Vision

To be a recognized department in industrial engineering and management education through implementation of integrated systems involving material equipment and multi physics simulations.

Mission

• To train, design and develop the next generation of various machine engines through conducive learning environment.
• To enable hands on training in manufacturing and service industries to enhance the professional skills.
• To inculcate creative and critical thinking through exemplary work ethics for continuous development of oneself and society.

I. Program Educational Objectives (PEOs)

• To develop students to start carrier as an effective engineer by applying skills to create road map for success and development in Industries.
• To enrich the knowledge of students to Create, Extend, Execute and manage new flexible system by breakdown complex.
• To train the students with capability to manage man, machine, money and materials for the development of industry.
• To train the students with ability to easily adapt on changes and demand with modern technological and global.
• To train the students with extensive skills on problem solving for the development of industries on high risk demands.

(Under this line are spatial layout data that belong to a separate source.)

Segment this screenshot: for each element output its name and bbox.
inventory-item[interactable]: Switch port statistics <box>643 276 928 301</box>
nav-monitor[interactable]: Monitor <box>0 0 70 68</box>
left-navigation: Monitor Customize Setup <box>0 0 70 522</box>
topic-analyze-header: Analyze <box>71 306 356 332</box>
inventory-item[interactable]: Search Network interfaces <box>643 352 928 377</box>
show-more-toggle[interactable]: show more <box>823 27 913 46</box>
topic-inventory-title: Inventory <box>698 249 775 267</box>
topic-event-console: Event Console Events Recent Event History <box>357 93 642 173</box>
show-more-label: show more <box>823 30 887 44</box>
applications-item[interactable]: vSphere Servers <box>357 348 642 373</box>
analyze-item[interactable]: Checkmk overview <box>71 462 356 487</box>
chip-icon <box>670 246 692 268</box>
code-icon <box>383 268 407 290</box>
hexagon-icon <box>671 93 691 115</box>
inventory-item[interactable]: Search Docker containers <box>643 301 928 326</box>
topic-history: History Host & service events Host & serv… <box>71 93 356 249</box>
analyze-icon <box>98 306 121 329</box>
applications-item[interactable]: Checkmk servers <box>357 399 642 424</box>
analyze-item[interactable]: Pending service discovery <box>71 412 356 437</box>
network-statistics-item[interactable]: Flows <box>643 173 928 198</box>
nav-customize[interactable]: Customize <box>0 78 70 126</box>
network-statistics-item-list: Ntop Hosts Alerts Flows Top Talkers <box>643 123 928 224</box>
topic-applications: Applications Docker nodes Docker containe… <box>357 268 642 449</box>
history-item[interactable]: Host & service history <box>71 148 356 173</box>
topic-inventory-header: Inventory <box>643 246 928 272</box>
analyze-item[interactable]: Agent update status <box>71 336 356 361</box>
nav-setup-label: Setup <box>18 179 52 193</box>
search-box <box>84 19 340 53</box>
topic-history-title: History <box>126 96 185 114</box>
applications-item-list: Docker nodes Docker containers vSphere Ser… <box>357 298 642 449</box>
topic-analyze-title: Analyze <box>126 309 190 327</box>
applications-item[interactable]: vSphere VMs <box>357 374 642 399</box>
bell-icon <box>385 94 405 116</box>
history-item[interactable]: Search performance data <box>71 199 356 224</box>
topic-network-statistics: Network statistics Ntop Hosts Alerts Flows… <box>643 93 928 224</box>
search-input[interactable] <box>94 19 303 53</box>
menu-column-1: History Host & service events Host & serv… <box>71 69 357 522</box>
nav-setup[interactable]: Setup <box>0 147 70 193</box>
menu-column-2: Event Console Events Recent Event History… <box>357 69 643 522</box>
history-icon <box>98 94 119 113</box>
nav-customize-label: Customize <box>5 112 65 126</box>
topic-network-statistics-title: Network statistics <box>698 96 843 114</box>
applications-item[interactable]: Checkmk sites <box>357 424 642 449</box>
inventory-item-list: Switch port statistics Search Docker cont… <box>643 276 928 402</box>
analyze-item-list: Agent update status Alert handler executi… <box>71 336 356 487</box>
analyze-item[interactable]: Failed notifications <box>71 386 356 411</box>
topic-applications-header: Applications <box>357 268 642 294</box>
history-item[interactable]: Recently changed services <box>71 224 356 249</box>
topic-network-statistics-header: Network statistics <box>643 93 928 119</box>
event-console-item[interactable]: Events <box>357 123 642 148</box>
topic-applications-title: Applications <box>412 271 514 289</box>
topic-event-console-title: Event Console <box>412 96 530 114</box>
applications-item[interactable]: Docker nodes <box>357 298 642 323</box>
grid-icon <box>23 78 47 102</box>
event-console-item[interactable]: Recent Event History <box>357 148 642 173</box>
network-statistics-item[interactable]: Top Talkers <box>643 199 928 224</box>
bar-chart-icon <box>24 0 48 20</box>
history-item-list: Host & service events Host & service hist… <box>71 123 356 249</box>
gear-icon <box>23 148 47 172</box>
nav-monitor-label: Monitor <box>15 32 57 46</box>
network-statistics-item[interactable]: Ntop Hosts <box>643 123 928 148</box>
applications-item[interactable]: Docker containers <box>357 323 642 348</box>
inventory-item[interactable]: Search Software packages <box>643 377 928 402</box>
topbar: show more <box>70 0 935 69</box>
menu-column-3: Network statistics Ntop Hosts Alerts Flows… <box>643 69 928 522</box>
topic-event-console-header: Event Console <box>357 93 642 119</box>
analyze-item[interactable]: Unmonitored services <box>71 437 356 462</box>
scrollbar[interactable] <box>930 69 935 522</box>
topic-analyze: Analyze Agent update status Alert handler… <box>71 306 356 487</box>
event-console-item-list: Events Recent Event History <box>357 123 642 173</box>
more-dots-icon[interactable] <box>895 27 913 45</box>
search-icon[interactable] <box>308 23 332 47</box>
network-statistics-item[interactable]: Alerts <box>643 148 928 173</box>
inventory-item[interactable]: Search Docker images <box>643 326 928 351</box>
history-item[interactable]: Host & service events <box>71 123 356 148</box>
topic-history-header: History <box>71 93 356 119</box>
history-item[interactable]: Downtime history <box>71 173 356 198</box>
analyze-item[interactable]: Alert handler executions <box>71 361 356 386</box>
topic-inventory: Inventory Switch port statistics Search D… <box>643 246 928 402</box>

II. Program Outcomes (POs)

• Engineering knowledge: Apply the knowledge of mathematics, science, engineering fundamentals, and an engineering specialization to the solution of complex engineering problems.
• Problem analysis: Identify, formulate, review research literature, and analyze complex engineering problems reaching substantiated conclusions using first principles of mathematics, natural sciences, and engineering sciences.
• Design/development of solutions: Design solutions for complex engineering problems and design system components or processes that meet the specified needs with appropriate consideration for the public health and safety, and the cultural, societal, and environmental considerations.
• Conduct investigations of complex problems: Use research-based knowledge and research methods including design of experiments, analysis and interpretation of data, and synthesis of the information to provide valid conclusions.
• Modern tool usage: Create, select, and apply appropriate techniques, resources, and modern engineering and IT tools including prediction and modelling to complex engineering activities with an understanding of the limitations.
• The engineer and society: Apply reasoning informed by the contextual knowledge to assess societal, health, safety, legal and cultural issues and the consequent responsibilities relevant to the professional engineering practice.
• Environment and sustainability: Understand the impact of the professional engineering solutions in societal and environmental contexts, and demonstrate the knowledge of, and need for sustainable development.
• Ethics: Apply ethical principles and commit to professional ethics and responsibilities and norms of the engineering practice.
• Individual and team work: Function effectively as an individual, and as a member or leader in diverse teams, and in multidisciplinary settings.
• Communication: Communicate effectively on complex engineering activities with the engineering community and with society at large, such as, being able to comprehend and write effective reports and design documentation, make effective presentations, and give and receive clear instructions.
• Project management and finance: Demonstrate knowledge and understanding of the engineering and management principles and apply these to one’s own work, as a member and leader in a team, to manage projects and in multidisciplinary environments.
• Life-long learning: Recognize the need for, and have the preparation and ability to engage in independent and life-long learning in the broadest context of technological change.

III. Program Sepcific Outcomes (PSOs)

• Design, develop, implement and improve integrated systems that include people, materials, information, equipment and energy.
• Apply statistical and simulation tools, optimization and meta heuristics techniques for analysis of various systems leading to better decision making.
• Demonstrate the engineering relationships between the management tasks of planning, organization, leadership, control, and the human element in various sectors of economy.